И теперь, чтобы ее обнаружить, нужно было знать не только точно, где, в каком месте, но и в каком времени, для чего пришлось бы отлистать много дней назад. Какой она была, эта его прошлая жизнь, для нас не было ни загадкой, ни тайной: она нас просто не интересовала, мало ли что и где происходило на свете. Ведь только что кончилась война и все чаще слышались из репродукторов мирные песни, и все чаще можно было встретить людей в начищенных до блеска сапогах, в шинелях, но уже без погон, только с поперечной планочкой на плече. Мы были детьми, а что для детей прошлая жизнь, какая она и что это такое, тогда тем более, что нам до нее?.. Мы засыпали, забывая день минувший со всем, что было в нем, уверенные, что завтрашний будет таким же, а просыпаясь, забывали начисто, что было вчера. Нелепо, если бы в наши светлые детские головы, где не было углов, поселились тени, вдруг неизвестно откуда отсветилось, как это все скоротечно, преходяще, что очень скоро пройдет это время и восклицательные знаки начнут сгибаться к себе, вовнутрь, и требовать ответов, вопрошая все настойчивее. Что бы мы с этим делали, мы девяти-десятилетние? К кому бы обратились, куда отправились со своими вопросами? Нам было некогда, нужно было спешить, потому что жить – это ужасно интересно, и в нас уже сверх ничего нельзя было добавить – так мы были полны собой, и этим совсем не были озадачены. Такая уж пора — детство: жить в счастье, не осознавая этого, когда ты никому ничего не должен, а если должны, то только тебе. И мог ли я и мои братья подумать о какой-то прошлой жизни, тем более Янкеля?

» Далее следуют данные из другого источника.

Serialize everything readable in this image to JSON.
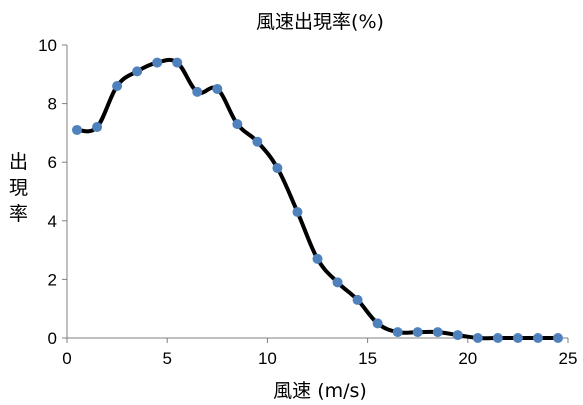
{
  "chart_data": {
    "type": "line",
    "title": "風速出現率(%)",
    "xlabel": "風速 (m/s)",
    "ylabel": "出現率",
    "xlim": [
      0,
      25
    ],
    "ylim": [
      0,
      10
    ],
    "x_ticks": [
      "0",
      "5",
      "10",
      "15",
      "20",
      "25"
    ],
    "y_ticks": [
      "0",
      "2",
      "4",
      "6",
      "8",
      "10"
    ],
    "grid": false,
    "legend": "none",
    "series": [
      {
        "x": [
          0.5,
          1.5,
          2.5,
          3.5,
          4.5,
          5.5,
          6.5,
          7.5,
          8.5,
          9.5,
          10.5,
          11.5,
          12.5,
          13.5,
          14.5,
          15.5,
          16.5,
          17.5,
          18.5,
          19.5,
          20.5,
          21.5,
          22.5,
          23.5,
          24.5
        ],
        "values": [
          7.1,
          7.2,
          8.6,
          9.1,
          9.4,
          9.4,
          8.4,
          8.5,
          7.3,
          6.7,
          5.8,
          4.3,
          2.7,
          1.9,
          1.3,
          0.5,
          0.2,
          0.2,
          0.2,
          0.1,
          0.0,
          0.0,
          0.0,
          0.0,
          0.0
        ],
        "line_color": "#000000",
        "marker_color": "#4f81bd"
      }
    ]
  }
}
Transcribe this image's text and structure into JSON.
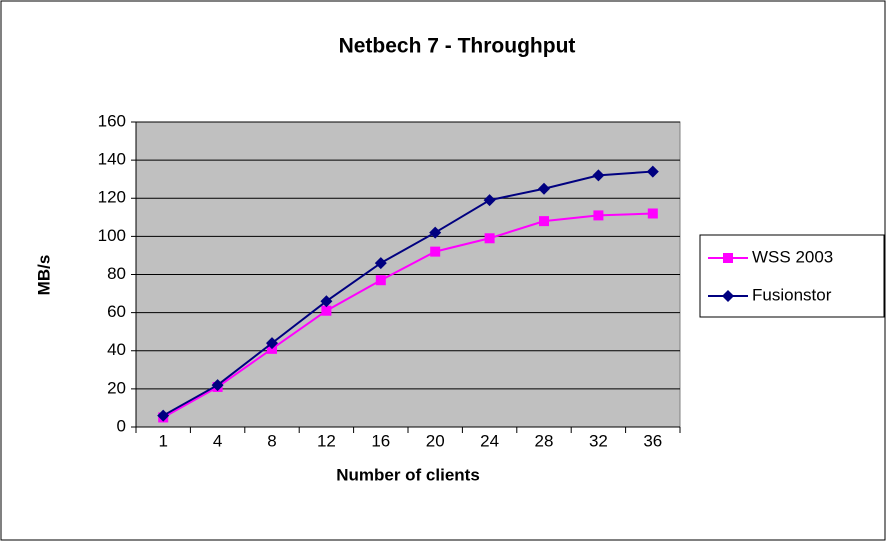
{
  "chart_data": {
    "type": "line",
    "title": "Netbech 7 - Throughput",
    "x_label": "Number of clients",
    "y_label": "MB/s",
    "categories": [
      "1",
      "4",
      "8",
      "12",
      "16",
      "20",
      "24",
      "28",
      "32",
      "36"
    ],
    "series": [
      {
        "name": "WSS 2003",
        "color": "#ff00ff",
        "marker": "square",
        "values": [
          5,
          21,
          41,
          61,
          77,
          92,
          99,
          108,
          111,
          112
        ]
      },
      {
        "name": "Fusionstor",
        "color": "#000080",
        "marker": "diamond",
        "values": [
          6,
          22,
          44,
          66,
          86,
          102,
          119,
          125,
          132,
          134
        ]
      }
    ],
    "ylim": [
      0,
      160
    ],
    "yticks": [
      0,
      20,
      40,
      60,
      80,
      100,
      120,
      140,
      160
    ],
    "grid": true,
    "legend": "right"
  }
}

Какое, например, дело узбеку, сидящему в данный момент в чайхане в полосатом халате, в тюбетейке и держащему на кончиках вытянутых пальцев пиалу с душистым зеленым чаем, еще собирающемуся только сделать первый глоток, например, до Антарктиды в конце концов? Ну какое?

Извините, сорвалось.

Признаюсь, только теперь понял одну вещь. Вот послушайте. Почему все, что было на нем одето и что оказывалось у него в руках, тут же вызывало неприятие и брезгливость, отторжение, почему? Да мало ли в то время было плохо, бедно одетых. Точнее было бы сказать, что хорошо одетых — по пальцам, особенно вызывающими они выглядели в толпе. Только вот почему? Но тогда просто я и не мог этого знать. Ведь все, что на нем, выглядело инородно, было обжито не им, потому что это было чужое, достававшееся по тому или иному случаю.

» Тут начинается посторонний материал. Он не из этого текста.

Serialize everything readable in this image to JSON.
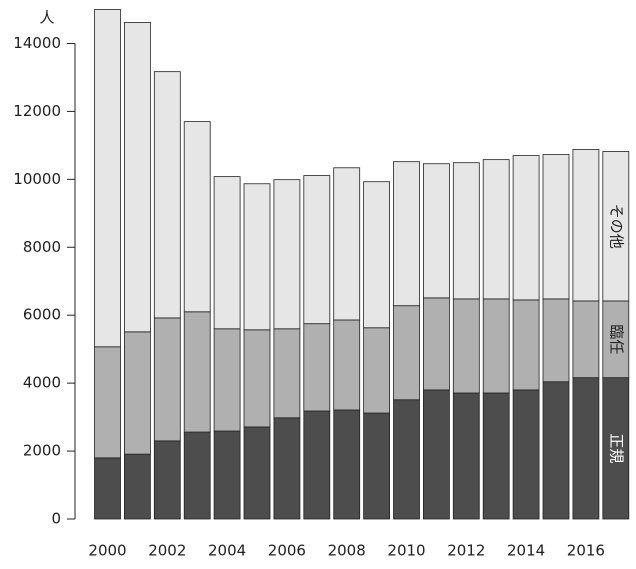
{
  "chart_data": {
    "type": "stacked_bar",
    "y_label": "人",
    "categories": [
      2000,
      null,
      2002,
      null,
      2004,
      null,
      2006,
      null,
      2008,
      null,
      2010,
      null,
      2012,
      null,
      2014,
      null,
      2016,
      null
    ],
    "series": [
      {
        "name": "正規",
        "color": "#4d4d4d",
        "label_color": "#ffffff",
        "values": [
          1800,
          1910,
          2300,
          2560,
          2590,
          2710,
          2980,
          3180,
          3210,
          3120,
          3510,
          3800,
          3710,
          3710,
          3800,
          4040,
          4160,
          4160
        ]
      },
      {
        "name": "臨任",
        "color": "#b0b0b0",
        "label_color": "#222222",
        "values": [
          3270,
          3600,
          3620,
          3540,
          3010,
          2860,
          2620,
          2570,
          2650,
          2510,
          2770,
          2710,
          2770,
          2770,
          2650,
          2440,
          2260,
          2260
        ]
      },
      {
        "name": "その他",
        "color": "#e6e6e6",
        "label_color": "#222222",
        "values": [
          9930,
          9110,
          7250,
          5600,
          4480,
          4300,
          4390,
          4360,
          4480,
          4300,
          4240,
          3950,
          4010,
          4100,
          4250,
          4250,
          4460,
          4400
        ]
      }
    ],
    "ylim": [
      0,
      15000
    ],
    "yticks": [
      0,
      2000,
      4000,
      6000,
      8000,
      10000,
      12000,
      14000
    ]
  }
}
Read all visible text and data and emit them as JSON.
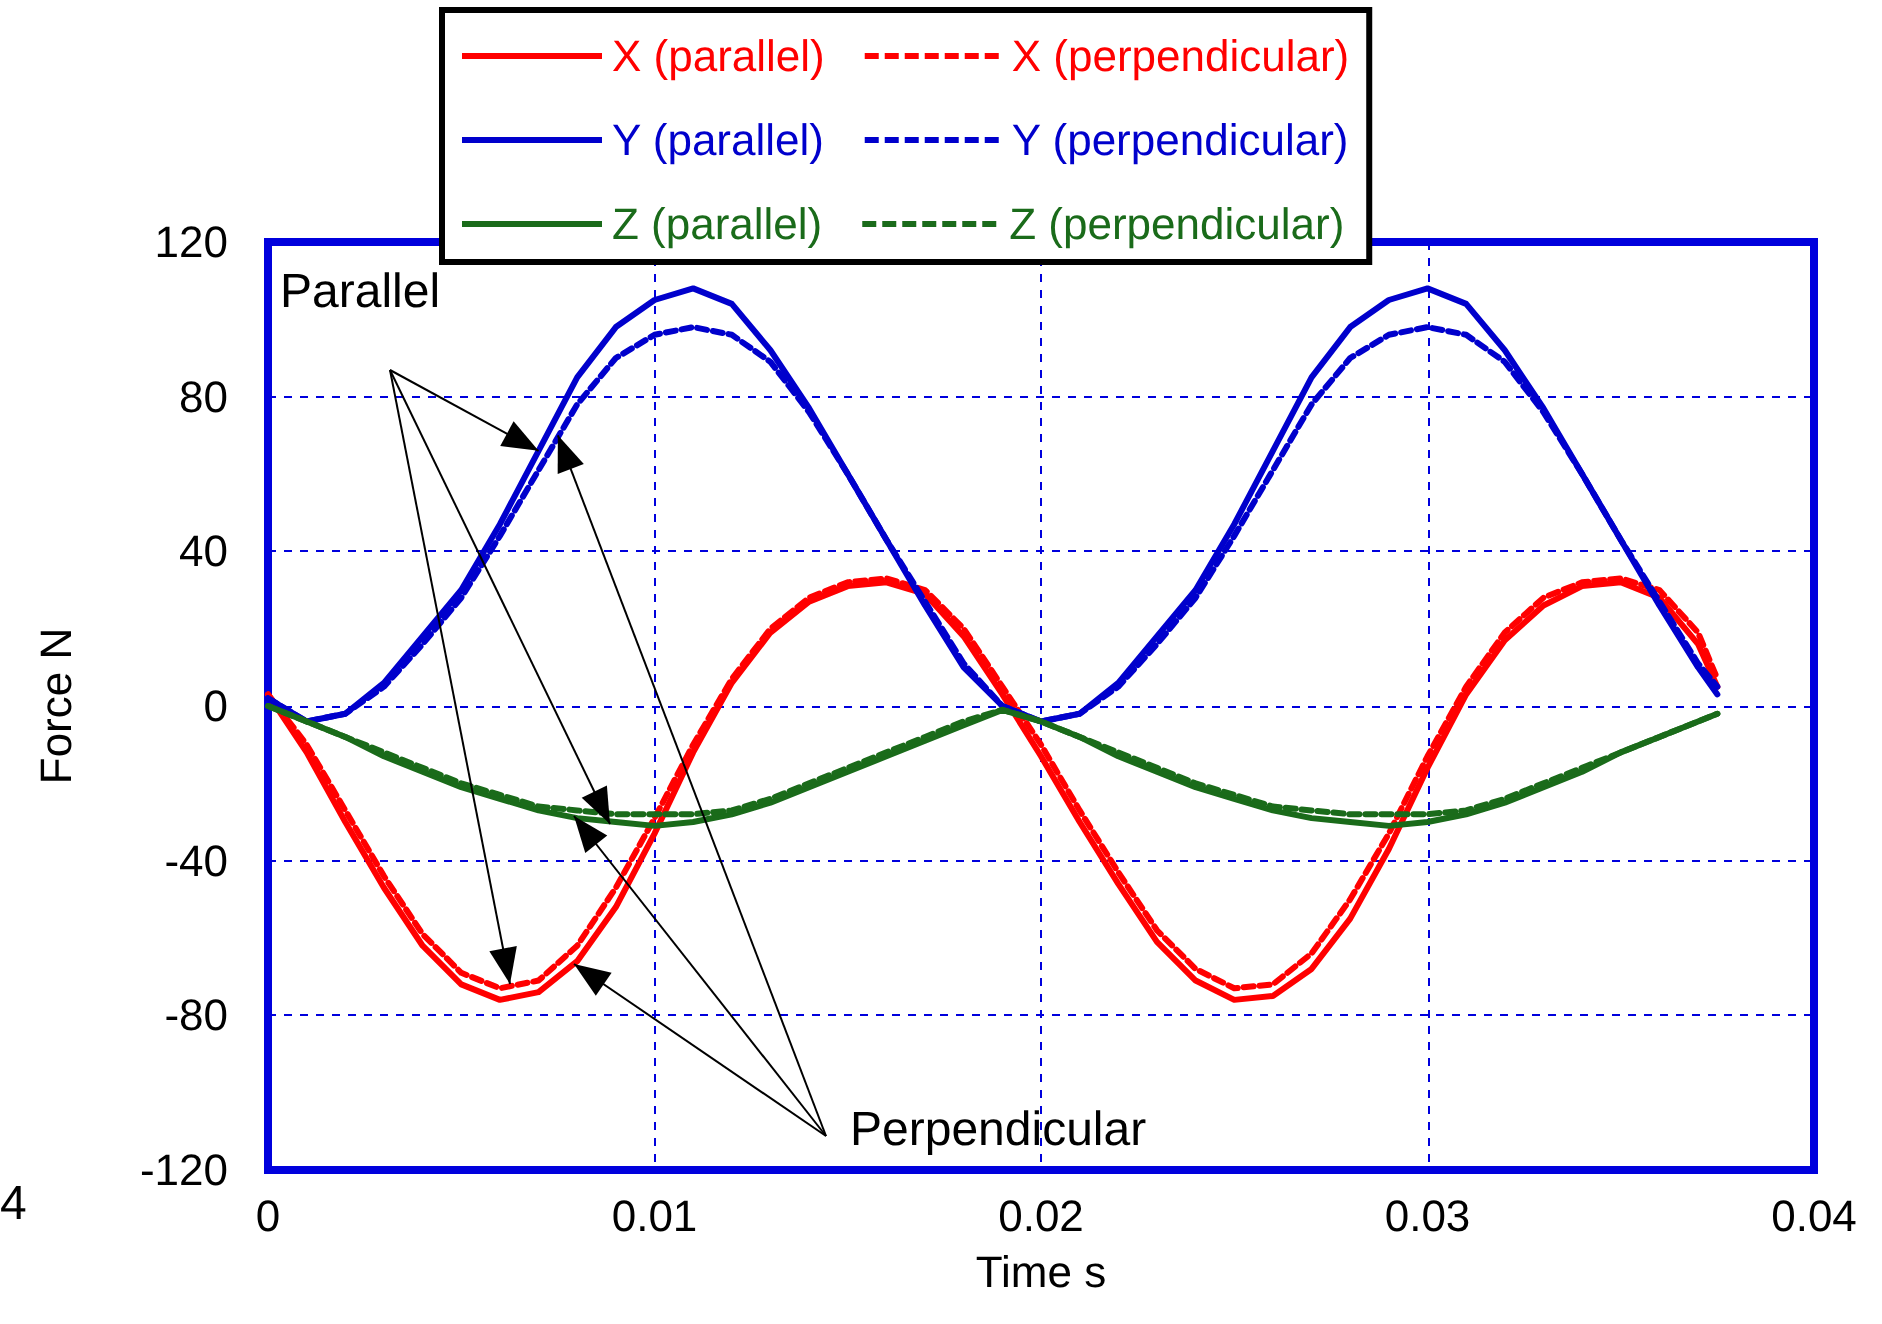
{
  "chart_data": {
    "type": "line",
    "xlabel": "Time s",
    "ylabel": "Force N",
    "xlim": [
      0,
      0.04
    ],
    "xticks": [
      0,
      0.01,
      0.02,
      0.03,
      0.04
    ],
    "ylim": [
      -120,
      120
    ],
    "yticks": [
      -120,
      -80,
      -40,
      0,
      40,
      80,
      120
    ],
    "grid": true,
    "legend": "top",
    "marker": "none",
    "annotations": [
      {
        "text": "Parallel",
        "x": 0.007,
        "y": 66
      },
      {
        "text": "Perpendicular",
        "x": 0.0075,
        "y": 70
      },
      "4"
    ],
    "x": [
      0,
      0.001,
      0.002,
      0.003,
      0.004,
      0.005,
      0.006,
      0.007,
      0.008,
      0.009,
      0.01,
      0.011,
      0.012,
      0.013,
      0.014,
      0.015,
      0.016,
      0.017,
      0.018,
      0.019,
      0.02,
      0.021,
      0.022,
      0.023,
      0.024,
      0.025,
      0.026,
      0.027,
      0.028,
      0.029,
      0.03,
      0.031,
      0.032,
      0.033,
      0.034,
      0.035,
      0.036,
      0.037,
      0.0375
    ],
    "series": [
      {
        "name": "X (parallel)",
        "color": "#ff0000",
        "line_style": "solid",
        "values": [
          3,
          -12,
          -30,
          -47,
          -62,
          -72,
          -76,
          -74,
          -66,
          -52,
          -33,
          -12,
          6,
          19,
          27,
          31,
          32,
          29,
          18,
          3,
          -13,
          -30,
          -46,
          -61,
          -71,
          -76,
          -75,
          -68,
          -55,
          -37,
          -16,
          3,
          17,
          26,
          31,
          32,
          28,
          16,
          5
        ]
      },
      {
        "name": "X (perpendicular)",
        "color": "#ff0000",
        "line_style": "dashed",
        "values": [
          3,
          -10,
          -27,
          -44,
          -59,
          -69,
          -73,
          -71,
          -62,
          -47,
          -29,
          -10,
          7,
          20,
          28,
          32,
          33,
          30,
          20,
          5,
          -10,
          -27,
          -43,
          -58,
          -68,
          -73,
          -72,
          -64,
          -50,
          -33,
          -13,
          5,
          19,
          28,
          32,
          33,
          30,
          19,
          7
        ]
      },
      {
        "name": "Y (parallel)",
        "color": "#0000cc",
        "line_style": "solid",
        "values": [
          2,
          -4,
          -2,
          6,
          18,
          30,
          47,
          66,
          85,
          98,
          105,
          108,
          104,
          92,
          77,
          60,
          43,
          26,
          10,
          0,
          -4,
          -2,
          6,
          18,
          30,
          47,
          66,
          85,
          98,
          105,
          108,
          104,
          92,
          77,
          60,
          43,
          26,
          10,
          3
        ]
      },
      {
        "name": "Y (perpendicular)",
        "color": "#0000cc",
        "line_style": "dashed",
        "values": [
          2,
          -4,
          -2,
          5,
          16,
          28,
          44,
          61,
          78,
          90,
          96,
          98,
          96,
          89,
          76,
          60,
          43,
          27,
          11,
          0,
          -4,
          -2,
          5,
          16,
          28,
          44,
          61,
          78,
          90,
          96,
          98,
          96,
          89,
          76,
          60,
          43,
          27,
          11,
          5
        ]
      },
      {
        "name": "Z (parallel)",
        "color": "#1a6b1a",
        "line_style": "solid",
        "values": [
          0,
          -4,
          -8,
          -13,
          -17,
          -21,
          -24,
          -27,
          -29,
          -30,
          -31,
          -30,
          -28,
          -25,
          -21,
          -17,
          -13,
          -9,
          -5,
          -1,
          -4,
          -8,
          -13,
          -17,
          -21,
          -24,
          -27,
          -29,
          -30,
          -31,
          -30,
          -28,
          -25,
          -21,
          -17,
          -12,
          -8,
          -4,
          -2
        ]
      },
      {
        "name": "Z (perpendicular)",
        "color": "#1a6b1a",
        "line_style": "dashed",
        "values": [
          0,
          -4,
          -8,
          -12,
          -16,
          -20,
          -23,
          -26,
          -27,
          -28,
          -28,
          -28,
          -27,
          -24,
          -20,
          -16,
          -12,
          -8,
          -4,
          -1,
          -4,
          -8,
          -12,
          -16,
          -20,
          -23,
          -26,
          -27,
          -28,
          -28,
          -28,
          -27,
          -24,
          -20,
          -16,
          -12,
          -8,
          -4,
          -2
        ]
      }
    ]
  }
}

Что за случай? Собственно, даже и не случай. Ведь куда ни поверни – на каждом шагу плакаты: Все для фронта, все для победы! Тогда никакого труда сосчитать, что оставалось невоеннообязанным: малолетки, женщины, старики, которые вместе составляли то, что и называлось тылом. Не удержаться, чтобы не добавить в неполноту определения тыла: бомбёжки, утробный вой сирены воздушной тревоги, не подлежащий обжалованию сумрак от затемненья ночных окон домов, безмолвные, часами очереди за хлебной пайкой зимним предутреньем, школьники в «зимнем» за партами, заиндевевшие лампочки, свисающие с потолка классов, пацанов на порожних ящиках – добавках к росту – за станками и прочего, сколько его еще этого прочего…

Понятно, что все вещи на нем (почти уверен, что и нательное – рубаха и кальсоны) были с умерших и потому до конца неизношенные. По еврейскому закону полагалось сдавать вещи покойного в синагогу и раздавать нуждающимся. Это почиталось, как благодеяние. А нуждающихся, как нетрудно понять, тогда было если не все, то большинство. Тогда в какой-то мере становится понятным наше неприятие: ведь мы, стало быть, по его вине из-за того, что, пусть редко, но он бывал у нас в доме, имели ко всему к этому отношение.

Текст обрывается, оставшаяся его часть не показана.